The classical paradigm of computing is deeply represented in the kinds of classical architectures we have become familiar with. One can say that we have parallel computers and stuff like superscalar processors and although this is true, in some sense we are actually doing pseudo parallel computing because even though we distribute the solution-finding process to multiple individual processors, or machines or cores, there is still some kind of precedence of tasks going on at some level, either during compute time or when the results of parallel process are being collated into a unified solution.
Another name I often use for quantum computing to distinguish it from the kinds of quantum effects that are already being exploited in modern processors is Entangled computing. You should not think too deep about quantum entanglement when you are trying to understand what I mean with Entangled computing. Your attention should turn towards visualizing a system that is so entangled it functions as a whole such that any single part actively contributes to the whole in a tightly knit (highly entangled fashion) such that the solution of the problem cannot be viewed incrementally as we would usually view the solution to a problem executed on a classical computer.
The typical lecture on quantum computing talks about the difference between the classical bit and the qubit and how while the classical bit can be in only one state at a time, i.e. either 1 or 0 the qubit can be in 1 or 0 or a superposition of both states. Without thinking too hard you can go beyond this step of understanding quantum computing. But when it comes to thinking about how to solve a problem or which kind of problems can be solved with quantum computing, you have to really think deep about this superposition thing.
A much clearer way to talk about a superposition is to imagine something invisible that can exist in two states simultaneously. This can be hard if you are new to quantum computing but for now, just imagine that two states of 1 and 0 are separate but so tightly connected that they are indivisible. This is not an accurate description but it enables us to wrap our minds around these unintuitive ideas.
In reality, we cannot observe this superposition states, but experiments and mathematics tell us that they exist. We cannot observe this state in reality, anytime we take a measurement (observation) of some physically realized qubit we can only get either a 1 or 0, despite the fact that before our measurement (observation) both states existed as a singular superposition.
So while in a classical computer we can use for bits to represent only 1 state out of 16 possibilities, with 4 qubits we can represent all 16 possibilities at once as superpositions but when we measure these 4 qubits we can only get a set of 4 out of the 16 possibilities even though our computing actually operates with the whole 16 possibilities. The states we can deal with simultaneously in quantum systems grows like 2 ^ n (2 to the power n). For every extra qubit, we add to the system the power of the system grows exponentially while in the classical system every extra bit adds to the power of the system in a linear fashion.

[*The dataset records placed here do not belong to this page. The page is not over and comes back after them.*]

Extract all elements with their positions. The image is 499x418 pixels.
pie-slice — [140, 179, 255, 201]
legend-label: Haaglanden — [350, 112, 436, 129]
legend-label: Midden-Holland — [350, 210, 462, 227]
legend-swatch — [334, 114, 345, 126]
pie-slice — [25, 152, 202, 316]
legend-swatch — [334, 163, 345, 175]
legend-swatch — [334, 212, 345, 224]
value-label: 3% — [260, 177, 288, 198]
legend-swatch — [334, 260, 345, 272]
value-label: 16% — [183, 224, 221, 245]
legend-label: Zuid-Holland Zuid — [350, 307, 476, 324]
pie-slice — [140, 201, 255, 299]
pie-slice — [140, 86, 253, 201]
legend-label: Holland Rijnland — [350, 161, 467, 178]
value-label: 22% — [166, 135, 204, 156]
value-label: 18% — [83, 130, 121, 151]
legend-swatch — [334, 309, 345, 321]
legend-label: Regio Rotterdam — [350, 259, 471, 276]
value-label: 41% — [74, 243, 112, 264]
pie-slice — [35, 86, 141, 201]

So when thinking about representing the solution to a problem in a quantum system one must think of the whole system as participating in finding the solution to the problem at once. That is why I call it entangled computing which has no real connection to actual quantum entanglement which is a different concept altogether.
So if we had a problem whose solution can be represented as a configuration of bits such that a particular pattern of 4 bits would be a solution to the problem, using classical computing we could brute-force search through all bit combinations 4 at a time until will arrive at the solution, which will take a minimum of one search or a maximum of 16 searches before we arrive at a solution. With a quantum computer, we can search all 16 configurations at once and provide the answer in minimal time.
While a system with only 4 bits and 16 total configurations is very trivial, as we go to systems whose solution can be represented by 1000s of bits to even millions it can be very difficult to design good algorithms that can search for a configuration that solves the problem. As the number of bits increases the amount of compute and algorithmic ingenuity that must go into the solution of the problem increases. The promise of quantum computing is that solutions to these kinds of large problems will become trivial because with superposition we can rapidly search for all possible configurations in a short amount of time than we would be able to achieve with any practical classical computing arrangement or any algorithm of any degree of sophistication.
I hope you now have some kind of insight into quantum computation and can start thinking about it more productively.